“There are times when the best service you can do for the president when he offers you a post is to say no; either because the position exceeds you or because you have a skeleton in the closet.”
The man knows what he’s talking about. A very young deputy foreign minister, he was offered ministerial posts several times by successive heads of state. But he always turned them down. And now, many years later, over coffee, he takes the reflection a step further.
“The president doesn’t need to know why you say no, so he can deny any knowledge if ever asked, but that is the best demonstration of loyalty one can show. And do you know the second best? Having your resignation written from the day you take office, ready to sign.”
Manuel Adorni broke all those precepts. Perhaps out of naivety, perhaps out of arrogance. In any case, even officials inside the Casa Rosada privately admitted that the chief of the Cabinet — a key coordinating role within Argentina’s government — was too big for him. He didn’t tell Argentine President Javier Milei no — and he lied to him, as he himself later admitted on television — and, to top it off, he waited far too long to submit his irrevocable resignation.
Nearly four months after the storm broke, Adorni has finally stepped down. But he should have left earlier, and on his own initiative, without wearing down the president or undermining one of the central pillars of the libertarian message. Which one? That they had come to change the status quo and put an end to the vices of the “old politics.”
Reality, however, dictated otherwise. The president and the entire senior government leadership even rallied around Adorni when he went to explain his personal and financial situation to Congress. They cheered him on, insulted opposition figures who dared to ask questions, and chanted slogans with the style of soccer hooligans. And for what? Only to discover, weeks later, that the then–chief of staff admitted on television that he had lied about key aspects of his personal wealth and had evaded taxes for years, at the very least.

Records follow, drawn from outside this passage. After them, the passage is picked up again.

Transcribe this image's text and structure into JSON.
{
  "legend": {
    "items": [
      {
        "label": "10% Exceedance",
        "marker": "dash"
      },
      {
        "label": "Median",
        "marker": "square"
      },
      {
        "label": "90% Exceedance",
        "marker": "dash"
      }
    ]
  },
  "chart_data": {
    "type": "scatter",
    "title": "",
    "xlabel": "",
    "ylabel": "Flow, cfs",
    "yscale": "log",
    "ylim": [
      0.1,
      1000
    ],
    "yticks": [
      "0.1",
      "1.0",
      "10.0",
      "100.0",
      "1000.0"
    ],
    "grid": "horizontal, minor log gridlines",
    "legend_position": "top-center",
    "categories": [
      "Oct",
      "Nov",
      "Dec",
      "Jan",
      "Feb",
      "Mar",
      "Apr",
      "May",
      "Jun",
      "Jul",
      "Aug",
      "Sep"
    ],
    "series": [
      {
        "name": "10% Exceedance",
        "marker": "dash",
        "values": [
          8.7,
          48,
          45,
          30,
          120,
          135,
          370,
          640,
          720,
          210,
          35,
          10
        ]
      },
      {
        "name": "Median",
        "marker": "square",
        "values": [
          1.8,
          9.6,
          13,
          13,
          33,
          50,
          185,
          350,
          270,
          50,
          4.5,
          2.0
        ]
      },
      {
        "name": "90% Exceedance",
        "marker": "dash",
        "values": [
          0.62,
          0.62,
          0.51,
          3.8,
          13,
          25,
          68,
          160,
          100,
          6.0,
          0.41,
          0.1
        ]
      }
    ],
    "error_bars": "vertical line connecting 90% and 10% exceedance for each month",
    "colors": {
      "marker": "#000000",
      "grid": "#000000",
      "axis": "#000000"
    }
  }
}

But the problem was no longer just Adorni. Every government faces scandals. What made this episode particularly costly for Javier Milei was that it struck at the main asset he brought to power: the presumption of moral superiority over the rest of the political class. When a government makes honesty its central banner, any suspicion carries more weight than it would for administrations that never promised to regenerate politics. That asymmetry helps explain why a comparatively minor case could cause far greater political damage.
The end came this week, when the key figure in this administration, Karina Milei — the president’s sister and the true architect of the government’s power — received two devastating warnings. The first was that senators were preparing to bring down Adorni. In other words, they had made it clear to the Casa Rosada: either the government would remove him, or they would. The second was that polls were equating the scandal surrounding the chief of staff with the latest chapter of corruption scandals linked to Argentina’s Kirchner governments — and that is saying a lot.
How is it possible that Adorni’s missteps — buying properties with dubious lenders, spending hundreds of thousands of dollars in cash, and attributing his wealth to a USB drive with bitcoins — could be equated, at least in part of public opinion, with the billions of dollars siphoned off by Kirchnerism during its years in power? How could Adorni’s blunders be seen as comparable to those videos of Jesica Cirio — the ex-wife of Kirchnerist figure Martín Insaurralde — showing bundles of dollars hidden in closets and dressing rooms they shared? The money, now under investigation for alleged laundering, is estimated by experts at up to $10 million.
Those seem to have been the questions that ultimately prevailed inside the Casa Rosada. And in that moment, they understood that Adorni had become a lead life preserver for the government — a dead weight threatening to sink the libertarian “lion’s” re-election hopes next year.
They dismissed him with warm words, with criticism of the press, and with insults aimed at those who, like the allies of former president Mauricio Macri, were unwilling to sacrifice themselves for an official who kept stumbling from one mistake to the next. But they dismissed him nonetheless. And with that, they kicked off the re-election campaign — betting everything on an economic recovery… and on voters remembering more the skeletons in other people’s closets.